Other detours involve hundreds of miles of driving to get to and from the interstate.

The northern route is even longer right now. The usual detour runs north from Wolcott to Steamboat Springs, then west to Craig, then south through Meeker to Rifle.

But portions of State Highway 13 are under construction this summer, and transportation officials have been working to keep commercial trucks off that road.

“We’re doing everything we possible can” to keep traffic off Highway 13, Thatcher said.

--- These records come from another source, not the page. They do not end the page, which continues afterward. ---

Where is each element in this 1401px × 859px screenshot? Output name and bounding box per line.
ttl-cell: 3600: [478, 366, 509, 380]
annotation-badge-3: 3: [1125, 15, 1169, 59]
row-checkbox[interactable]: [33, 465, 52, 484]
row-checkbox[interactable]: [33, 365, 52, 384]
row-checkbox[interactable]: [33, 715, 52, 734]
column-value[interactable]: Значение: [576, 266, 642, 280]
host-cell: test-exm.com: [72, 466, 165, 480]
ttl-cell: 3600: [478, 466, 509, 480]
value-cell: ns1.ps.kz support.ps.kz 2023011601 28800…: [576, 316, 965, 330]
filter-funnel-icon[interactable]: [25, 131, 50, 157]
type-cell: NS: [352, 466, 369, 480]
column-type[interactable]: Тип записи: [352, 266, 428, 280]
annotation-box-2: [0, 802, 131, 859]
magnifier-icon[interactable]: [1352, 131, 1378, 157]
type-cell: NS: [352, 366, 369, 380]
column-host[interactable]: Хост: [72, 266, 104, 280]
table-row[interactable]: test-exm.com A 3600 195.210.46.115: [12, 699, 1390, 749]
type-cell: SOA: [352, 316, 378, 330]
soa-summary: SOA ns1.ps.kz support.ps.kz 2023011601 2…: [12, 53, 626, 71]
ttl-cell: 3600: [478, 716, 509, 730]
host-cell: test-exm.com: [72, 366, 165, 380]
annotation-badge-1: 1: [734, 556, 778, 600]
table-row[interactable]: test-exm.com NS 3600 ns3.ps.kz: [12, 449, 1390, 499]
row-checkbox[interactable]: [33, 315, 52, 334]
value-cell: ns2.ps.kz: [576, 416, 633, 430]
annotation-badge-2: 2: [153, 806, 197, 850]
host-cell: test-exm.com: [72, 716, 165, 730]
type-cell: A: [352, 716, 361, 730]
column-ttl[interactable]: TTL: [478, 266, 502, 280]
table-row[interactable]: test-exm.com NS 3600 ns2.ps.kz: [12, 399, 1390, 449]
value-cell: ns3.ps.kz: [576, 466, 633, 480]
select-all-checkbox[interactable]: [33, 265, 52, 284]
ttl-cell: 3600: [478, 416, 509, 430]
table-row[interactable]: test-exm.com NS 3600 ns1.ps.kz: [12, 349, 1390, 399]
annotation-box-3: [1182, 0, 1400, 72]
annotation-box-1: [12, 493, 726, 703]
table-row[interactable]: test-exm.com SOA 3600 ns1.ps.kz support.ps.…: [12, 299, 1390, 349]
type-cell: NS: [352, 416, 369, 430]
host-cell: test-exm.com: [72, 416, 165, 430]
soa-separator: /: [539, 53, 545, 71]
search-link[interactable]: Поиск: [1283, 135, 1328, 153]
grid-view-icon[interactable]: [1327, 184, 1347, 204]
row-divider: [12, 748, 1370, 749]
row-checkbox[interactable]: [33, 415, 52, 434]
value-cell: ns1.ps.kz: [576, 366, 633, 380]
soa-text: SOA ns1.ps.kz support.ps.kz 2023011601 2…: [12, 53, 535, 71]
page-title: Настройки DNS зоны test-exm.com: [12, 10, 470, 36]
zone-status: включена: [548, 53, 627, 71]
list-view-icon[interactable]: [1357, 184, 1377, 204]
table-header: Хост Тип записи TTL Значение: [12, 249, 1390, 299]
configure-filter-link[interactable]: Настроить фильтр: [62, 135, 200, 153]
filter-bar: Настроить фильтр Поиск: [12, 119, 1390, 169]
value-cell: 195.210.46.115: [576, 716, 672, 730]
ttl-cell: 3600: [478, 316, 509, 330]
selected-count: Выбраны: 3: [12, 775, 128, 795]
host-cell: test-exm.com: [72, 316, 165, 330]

The alternative is heading further west from Steamboat Springs nearly to Rangely, then south to I-70 on State Highway 139.

The southern detour is longer than the northern one, through Grand Junction, Montrose, Gunnison and Poncha Springs on U.S. Highway 50.

As of Tuesday, it was unclear when I-70 would reopen through the canyon. There was no containment on the blaze, and Thatcher said transportation engineers needed to evaluate the structural integrity of two bridges in the area where the fire started. The fire might also have created rockfall dangers from burned vegetation.

“We don’t really know” when the canyon will reopen, Thatcher said. “We’ve got our fingers crossed.”